Ma oltre all’Orsini Del Balzo, in seguito all’assedio di Vasto nel 1464, Ferrante fece catturare anche il duca di Bari Antonio Caldora, spogliandolo di tutti i suoi possedimenti in Abruzzo, in Molise, in Capitanata e a Bari.

Seconda congiura dei baroni 1485/1486

Per quanto riguarda la “seconda congiura dei baroni” essa appare tra gli altri essere incentrata proprio intorno alla figura del barone Antonello Petrucci di Carinola.

La data cruciale della scoperta di questa seconda congiura fu il 13 agosto del 1486.

Infatti pare proprio che per aumentare il suo potere e la propria ascendenza sulla inquieta e potente classe baronale, il barone Petrucci favorì le nozze del suo secondogenito Giovanni Antonio con Sveva Sanseverino, stringendo i propri rapporti con quei baroni che congiuravano contro Ferrante ed offrendosi di dare loro aiuto proprio quando fingeva di sostenere il Re aragonese. Ma Ferrante dandogli a vedere di conservare per lui quella intesa e quella fiducia consolidatasi negli anni, il 13 agosto 1486, lo fece catturare. Fu svolto un simulacro di processo ed egli venne sottoposto a tortura durante la quale confessò ogni cosa si voleva che confessasse, dal tradimento a ogni cosa d’altro. Così, l’11 maggio del 1487 Ferrante lo mandò a morte. Seguì la confisca di tutti suoi molti beni secondo quanto disposto dalla sentenza di condanna.
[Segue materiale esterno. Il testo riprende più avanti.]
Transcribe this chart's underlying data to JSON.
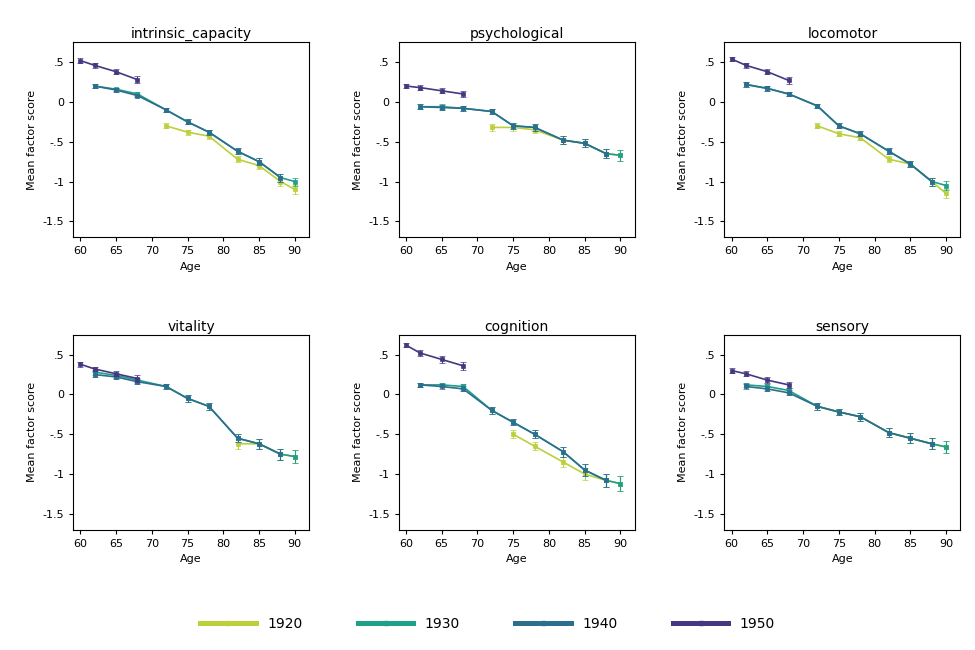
{
  "titles": [
    "intrinsic_capacity",
    "psychological",
    "locomotor",
    "vitality",
    "cognition",
    "sensory"
  ],
  "ylabel": "Mean factor score",
  "xlabel": "Age",
  "ylim": [
    -1.7,
    0.75
  ],
  "xlim": [
    59,
    92
  ],
  "xticks": [
    60,
    65,
    70,
    75,
    80,
    85,
    90
  ],
  "yticks": [
    -1.5,
    -1.0,
    -0.5,
    0.0,
    0.5
  ],
  "yticklabels": [
    "-1.5",
    "-1",
    "-.5",
    "0",
    ".5"
  ],
  "cohorts": [
    "1920",
    "1930",
    "1940",
    "1950"
  ],
  "colors": [
    "#bdcf3a",
    "#1fa088",
    "#2d6e8e",
    "#453781"
  ],
  "series": {
    "intrinsic_capacity": {
      "1920": {
        "ages": [
          72,
          75,
          78,
          82,
          85,
          88,
          90
        ],
        "values": [
          -0.3,
          -0.38,
          -0.43,
          -0.72,
          -0.8,
          -1.0,
          -1.1
        ],
        "errors": [
          0.03,
          0.03,
          0.03,
          0.04,
          0.04,
          0.05,
          0.06
        ]
      },
      "1930": {
        "ages": [
          62,
          65,
          68,
          72,
          75,
          78,
          82,
          85,
          88,
          90
        ],
        "values": [
          0.2,
          0.16,
          0.1,
          -0.1,
          -0.25,
          -0.38,
          -0.62,
          -0.75,
          -0.95,
          -1.0
        ],
        "errors": [
          0.02,
          0.02,
          0.02,
          0.03,
          0.03,
          0.03,
          0.04,
          0.04,
          0.05,
          0.05
        ]
      },
      "1940": {
        "ages": [
          62,
          65,
          68,
          72,
          75,
          78,
          82,
          85,
          88
        ],
        "values": [
          0.2,
          0.15,
          0.08,
          -0.1,
          -0.25,
          -0.38,
          -0.62,
          -0.75,
          -0.95
        ],
        "errors": [
          0.02,
          0.02,
          0.02,
          0.03,
          0.03,
          0.03,
          0.04,
          0.04,
          0.05
        ]
      },
      "1950": {
        "ages": [
          60,
          62,
          65,
          68
        ],
        "values": [
          0.52,
          0.46,
          0.38,
          0.28
        ],
        "errors": [
          0.03,
          0.03,
          0.03,
          0.04
        ]
      }
    },
    "psychological": {
      "1920": {
        "ages": [
          72,
          75,
          78,
          82,
          85,
          88,
          90
        ],
        "values": [
          -0.32,
          -0.32,
          -0.35,
          -0.48,
          -0.52,
          -0.65,
          -0.67
        ],
        "errors": [
          0.04,
          0.04,
          0.04,
          0.05,
          0.05,
          0.06,
          0.07
        ]
      },
      "1930": {
        "ages": [
          62,
          65,
          68,
          72,
          75,
          78,
          82,
          85,
          88,
          90
        ],
        "values": [
          -0.06,
          -0.06,
          -0.08,
          -0.12,
          -0.3,
          -0.32,
          -0.48,
          -0.52,
          -0.65,
          -0.67
        ],
        "errors": [
          0.03,
          0.03,
          0.03,
          0.03,
          0.04,
          0.04,
          0.05,
          0.05,
          0.06,
          0.07
        ]
      },
      "1940": {
        "ages": [
          62,
          65,
          68,
          72,
          75,
          78,
          82,
          85,
          88
        ],
        "values": [
          -0.06,
          -0.07,
          -0.08,
          -0.12,
          -0.3,
          -0.32,
          -0.48,
          -0.52,
          -0.65
        ],
        "errors": [
          0.03,
          0.03,
          0.03,
          0.03,
          0.04,
          0.04,
          0.05,
          0.05,
          0.06
        ]
      },
      "1950": {
        "ages": [
          60,
          62,
          65,
          68
        ],
        "values": [
          0.2,
          0.18,
          0.14,
          0.1
        ],
        "errors": [
          0.03,
          0.03,
          0.03,
          0.04
        ]
      }
    },
    "locomotor": {
      "1920": {
        "ages": [
          72,
          75,
          78,
          82,
          85,
          88,
          90
        ],
        "values": [
          -0.3,
          -0.4,
          -0.45,
          -0.72,
          -0.78,
          -1.0,
          -1.15
        ],
        "errors": [
          0.03,
          0.03,
          0.03,
          0.04,
          0.04,
          0.05,
          0.06
        ]
      },
      "1930": {
        "ages": [
          62,
          65,
          68,
          72,
          75,
          78,
          82,
          85,
          88,
          90
        ],
        "values": [
          0.22,
          0.17,
          0.1,
          -0.05,
          -0.3,
          -0.4,
          -0.62,
          -0.78,
          -1.0,
          -1.05
        ],
        "errors": [
          0.03,
          0.03,
          0.03,
          0.03,
          0.03,
          0.03,
          0.04,
          0.04,
          0.05,
          0.06
        ]
      },
      "1940": {
        "ages": [
          62,
          65,
          68,
          72,
          75,
          78,
          82,
          85,
          88
        ],
        "values": [
          0.22,
          0.17,
          0.1,
          -0.05,
          -0.3,
          -0.4,
          -0.62,
          -0.78,
          -1.0
        ],
        "errors": [
          0.03,
          0.03,
          0.03,
          0.03,
          0.03,
          0.03,
          0.04,
          0.04,
          0.05
        ]
      },
      "1950": {
        "ages": [
          60,
          62,
          65,
          68
        ],
        "values": [
          0.54,
          0.46,
          0.38,
          0.27
        ],
        "errors": [
          0.03,
          0.03,
          0.03,
          0.04
        ]
      }
    },
    "vitality": {
      "1920": {
        "ages": [
          82,
          85,
          88,
          90
        ],
        "values": [
          -0.62,
          -0.62,
          -0.75,
          -0.78
        ],
        "errors": [
          0.06,
          0.06,
          0.07,
          0.08
        ]
      },
      "1930": {
        "ages": [
          62,
          65,
          68,
          72,
          75,
          78,
          82,
          85,
          88,
          90
        ],
        "values": [
          0.28,
          0.24,
          0.18,
          0.1,
          -0.05,
          -0.15,
          -0.55,
          -0.62,
          -0.75,
          -0.78
        ],
        "errors": [
          0.03,
          0.03,
          0.03,
          0.03,
          0.04,
          0.04,
          0.05,
          0.06,
          0.07,
          0.08
        ]
      },
      "1940": {
        "ages": [
          62,
          65,
          68,
          72,
          75,
          78,
          82,
          85,
          88
        ],
        "values": [
          0.25,
          0.22,
          0.16,
          0.1,
          -0.05,
          -0.15,
          -0.55,
          -0.62,
          -0.75
        ],
        "errors": [
          0.03,
          0.03,
          0.03,
          0.03,
          0.04,
          0.04,
          0.05,
          0.06,
          0.07
        ]
      },
      "1950": {
        "ages": [
          60,
          62,
          65,
          68
        ],
        "values": [
          0.38,
          0.32,
          0.26,
          0.2
        ],
        "errors": [
          0.03,
          0.03,
          0.03,
          0.04
        ]
      }
    },
    "cognition": {
      "1920": {
        "ages": [
          75,
          78,
          82,
          85,
          88,
          90
        ],
        "values": [
          -0.5,
          -0.65,
          -0.85,
          -1.0,
          -1.08,
          -1.12
        ],
        "errors": [
          0.05,
          0.05,
          0.06,
          0.07,
          0.08,
          0.09
        ]
      },
      "1930": {
        "ages": [
          62,
          65,
          68,
          72,
          75,
          78,
          82,
          85,
          88,
          90
        ],
        "values": [
          0.12,
          0.12,
          0.1,
          -0.2,
          -0.35,
          -0.5,
          -0.72,
          -0.95,
          -1.08,
          -1.12
        ],
        "errors": [
          0.03,
          0.03,
          0.03,
          0.04,
          0.04,
          0.05,
          0.06,
          0.07,
          0.08,
          0.09
        ]
      },
      "1940": {
        "ages": [
          62,
          65,
          68,
          72,
          75,
          78,
          82,
          85,
          88
        ],
        "values": [
          0.12,
          0.1,
          0.07,
          -0.2,
          -0.35,
          -0.5,
          -0.72,
          -0.95,
          -1.08
        ],
        "errors": [
          0.03,
          0.03,
          0.03,
          0.04,
          0.04,
          0.05,
          0.06,
          0.07,
          0.08
        ]
      },
      "1950": {
        "ages": [
          60,
          62,
          65,
          68
        ],
        "values": [
          0.62,
          0.52,
          0.44,
          0.36
        ],
        "errors": [
          0.03,
          0.04,
          0.04,
          0.05
        ]
      }
    },
    "sensory": {
      "1920": {
        "ages": [
          72,
          75,
          78,
          82,
          85,
          88,
          90
        ],
        "values": [
          -0.15,
          -0.22,
          -0.28,
          -0.48,
          -0.55,
          -0.62,
          -0.66
        ],
        "errors": [
          0.04,
          0.04,
          0.05,
          0.06,
          0.06,
          0.07,
          0.08
        ]
      },
      "1930": {
        "ages": [
          62,
          65,
          68,
          72,
          75,
          78,
          82,
          85,
          88,
          90
        ],
        "values": [
          0.12,
          0.1,
          0.05,
          -0.15,
          -0.22,
          -0.28,
          -0.48,
          -0.55,
          -0.62,
          -0.66
        ],
        "errors": [
          0.03,
          0.03,
          0.03,
          0.04,
          0.04,
          0.05,
          0.06,
          0.06,
          0.07,
          0.08
        ]
      },
      "1940": {
        "ages": [
          62,
          65,
          68,
          72,
          75,
          78,
          82,
          85,
          88
        ],
        "values": [
          0.1,
          0.07,
          0.02,
          -0.15,
          -0.22,
          -0.28,
          -0.48,
          -0.55,
          -0.62
        ],
        "errors": [
          0.03,
          0.03,
          0.03,
          0.04,
          0.04,
          0.05,
          0.06,
          0.06,
          0.07
        ]
      },
      "1950": {
        "ages": [
          60,
          62,
          65,
          68
        ],
        "values": [
          0.3,
          0.26,
          0.18,
          0.12
        ],
        "errors": [
          0.03,
          0.03,
          0.04,
          0.04
        ]
      }
    }
  },
  "background_color": "#ffffff",
  "marker": "s",
  "markersize": 3.5,
  "linewidth": 1.2,
  "capsize": 2,
  "elinewidth": 0.8,
  "title_fontsize": 10,
  "label_fontsize": 8,
  "tick_fontsize": 8,
  "legend_fontsize": 10
}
Come se non bastasse il suo luogo di origine venne barbaramente dato alle fiamme sempre su ordine del Re Ferrante. La stessa terribile sorte cadde anche sui figli Francesco e Giovanni Antonio. La stessa tragica fine calò anche su Elisabetta Vassallo, moglie di Antonello Petrucci; arrestata con il marito e morta in carcere il 10 ottobre del 1486.

Così si spense e cadde a Carinola la travolgente ascesa del barone Antonello Petrucci. Il suo tradimento, sfociato nella seconda congiura dei baroni, lo trascinò verso la completa rovina e verso la tragica fine per se e per tutti i suoi familiari e accoliti.